The BrainChip Holdings Ltd (ASX: BRN) share price is crashing down to earth with an almighty thud on Friday.
In morning trade, the semiconductor company's shares are down a massive 13% to 74 cents.
Why is the BrainChip share price crashing?
Investors have been selling off the BrainChip share price this morning after the company released its third quarter update.
That update revealed that the ~$1.5 billion company generated cash receipts of just $118,000 during the three months. That's a touch over $39,000 a month, ouch!
Unsurprisingly, this means that BrainChip is operating at a loss and recorded an operating cash outflow of $3.8 million for the quarter. This brought its year to date operating cash outflow to $11.8 million and leaves it with a cash balance of $24.6 million.
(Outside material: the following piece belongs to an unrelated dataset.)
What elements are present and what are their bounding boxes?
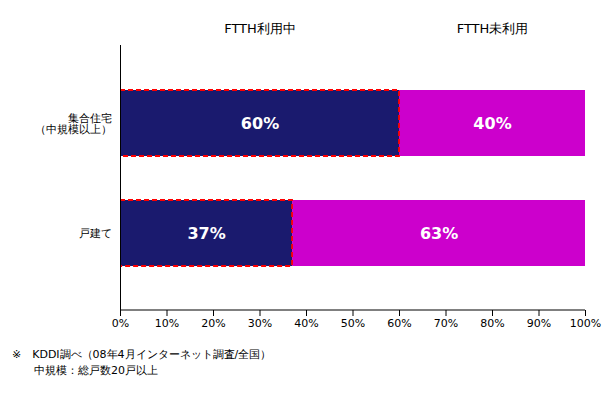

Based on its current burn rate, this gives the company six more quarters of funding.
What's happening?
Management has blamed its abject sales performance on industry headwinds. It explained:
We are seeing the greatest amount of sales activity and engagement in the Company's history. However, the current global technology market has created economic dynamics that have extended evaluations, decreased budgets, and delayed introduction of new technology. These conditions have created a headwind for our prospective and current customers. We anticipate these conditions to eventually calm. We remain positive on future market penetration and broad adoption of Brainchip's technology.
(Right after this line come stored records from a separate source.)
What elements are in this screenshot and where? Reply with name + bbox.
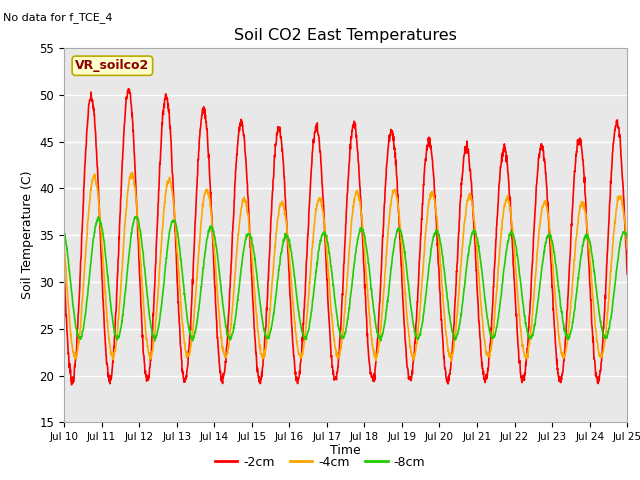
-2cm	[607, 168, 615, 174]
Line: -2cm: -2cm	[64, 89, 627, 385]
Line: -4cm: -4cm	[64, 173, 627, 361]
-2cm	[89, 105, 97, 111]
-4cm	[319, 210, 327, 216]
-2cm	[125, 86, 132, 92]
-4cm	[128, 170, 136, 176]
-4cm	[623, 246, 631, 252]
-8cm	[189, 338, 196, 344]
Text: No data for f_TCE_4: No data for f_TCE_4	[3, 12, 113, 23]
-2cm	[335, 357, 342, 363]
-4cm	[504, 194, 512, 200]
-2cm	[607, 176, 615, 182]
X-axis label: Time: Time	[330, 444, 361, 456]
-8cm	[132, 214, 140, 220]
-4cm	[447, 359, 455, 364]
-8cm	[89, 242, 97, 248]
-4cm	[89, 176, 97, 182]
Line: -8cm: -8cm	[64, 217, 627, 341]
-8cm	[504, 238, 512, 244]
Text: VR_soilco2: VR_soilco2	[76, 59, 150, 72]
-4cm	[60, 241, 68, 247]
-8cm	[607, 315, 615, 321]
-8cm	[607, 312, 615, 317]
-8cm	[335, 323, 342, 328]
-8cm	[623, 233, 631, 239]
-2cm	[504, 170, 512, 176]
-2cm	[623, 271, 631, 277]
-8cm	[60, 228, 68, 234]
-4cm	[607, 260, 615, 265]
Legend: -2cm, -4cm, -8cm: -2cm, -4cm, -8cm	[209, 451, 431, 474]
-4cm	[607, 263, 615, 268]
-8cm	[319, 229, 327, 235]
-2cm	[68, 382, 76, 388]
Title: Soil CO2 East Temperatures: Soil CO2 East Temperatures	[234, 28, 457, 43]
-2cm	[319, 200, 327, 206]
Y-axis label: Soil Temperature (C): Soil Temperature (C)	[21, 171, 34, 300]
-2cm	[60, 264, 68, 269]
-4cm	[334, 354, 342, 360]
Looking ahead, the company intends to focus on key sales targets and converting technical evaluations into paid licenses.
In addition, it is accelerating development of next-generation Akida IP and products to extend its supposed technological lead and market opportunity. Though, judging by its quarterly sales performance, the semiconductor market doesn't appear to have much interest in its technology.
BrainChip has been described as a meme stock in the past. At the moment, it is living up to this tag.